Ci sa fare con i bimbi.
Torni a casa fai un giro in internet e scopri che ci sa fare, e alla stragrande, anche con la palla ovale.
E’ il capitano del Rugby Lecco, gioca in serie B, non se la tira manco per sbaglio.
Guarda che è bastarda la vita… lui che potrebbe e ne avrebbe 101 ragioni non lo fa ed è invece pieno il mondo di chi se la tira e andrebbe invece preso a calci in culo.
Lui è Giancarlo Locatelli un talento del rugby da oltre 10 anni.
Quando noi non avevamo passato ancora la visita di leva lui era già nel giro della nazionale.
Una Maglia Azzurra che ha poi rifiutato non da cui è stato rifiutato.
L’opposto della volpe e l’uva.
E qui si apre un mondo.
Le scelte, le rinunce, forse anche gli sbagli ma la consapevolezza che così non si assomiglia per nulla a chi obbedisce (ai poteri forti) per arrivare a comandare, a essere servili per diventare prepotenti e a strisciare per conquistare il diritto di essere spocchiosi.

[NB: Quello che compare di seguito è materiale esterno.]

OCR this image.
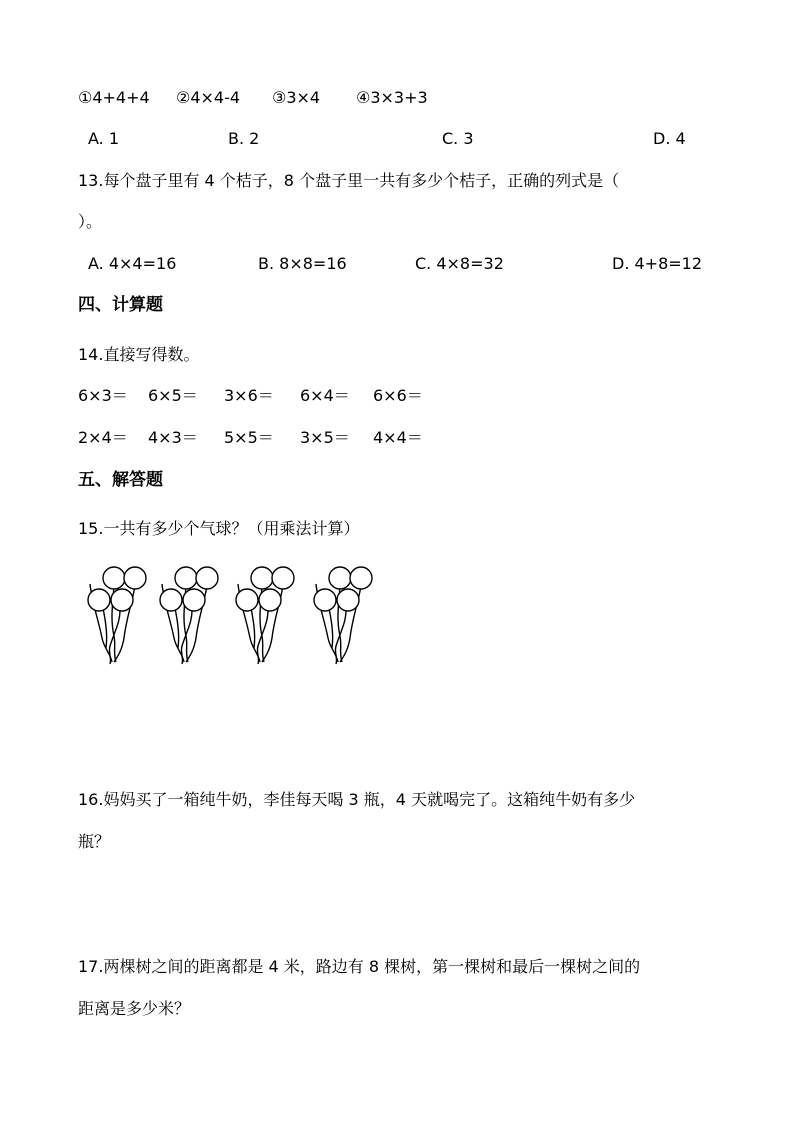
①4+4+4 ②4×4-4 ③3×4 ④3×3+3
A. 1	B. 2	C. 3	D. 4
13.每个盘子里有 4 个桔子，8 个盘子里一共有多少个桔子，正确的列式是（
）。
A. 4×4=16	B. 8×8=16	C. 4×8=32	D. 4+8=12
四、计算题
14.直接写得数。
6×3＝ 6×5＝ 3×6＝ 6×4＝ 6×6＝
2×4＝ 4×3＝ 5×5＝ 3×5＝ 4×4＝
五、解答题
15.一共有多少个气球？（用乘法计算）
16.妈妈买了一箱纯牛奶，李佳每天喝 3 瓶，4 天就喝完了。这箱纯牛奶有多少
瓶？
17.两棵树之间的距离都是 4 米，路边有 8 棵树，第一棵树和最后一棵树之间的
距离是多少米？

Ed oggi, ancora un talento, ti trasmette a te adulto con la scusa del bimbo che il rugby – o era la vita?, non mi ricordo più – è tutta lealtà.
Lealtà e spirito di gruppo.
E’ lì il binomio vincente.
Avanzare-sostenere-continuare.
Sta tutto qui il rugby. Sta tutto qui il gruppo. Dovrebbe star tutta qui la Comunità.
Il rugby è un modo di stare al mondo diceva Sébastien Darbon.
A fine partita nel calcio si contano i rigori non dati, nel rugby le birre.
Dite se non è vero?
Anche se non consociamo il rugby per la parte sul calcio è purtroppo vero e ancor peggio a tutti i livelli.
Questo è uno sport che allena alla vita. Non solo i bambini.
E lui alla fine ti saluta, e con i bimbi batte il cinque, sta lì ancora.
E’ passione marcia la sua.
Si vede e la trasmette. E già lì, al Bione, ti viene in mente l’allegria.
L’allegria, quella vera, che irrompe nella mia testa e, si vede, in quella degli altri tutti gli altri.
Dicevi rugby e pensavi a un sacco di botte e zuffe gigantesche, poi guardi i bambini divertirsi a giocarlo e ti rendi conto di quanto eri ignorante.
E ancora oggi a casa, mentre ci ripenso mi addormento ridendo come un bambino.
Erano anni che non succedeva.
Amico rugbysta, amico Giancarlo Locatelli: grazie di esistere”.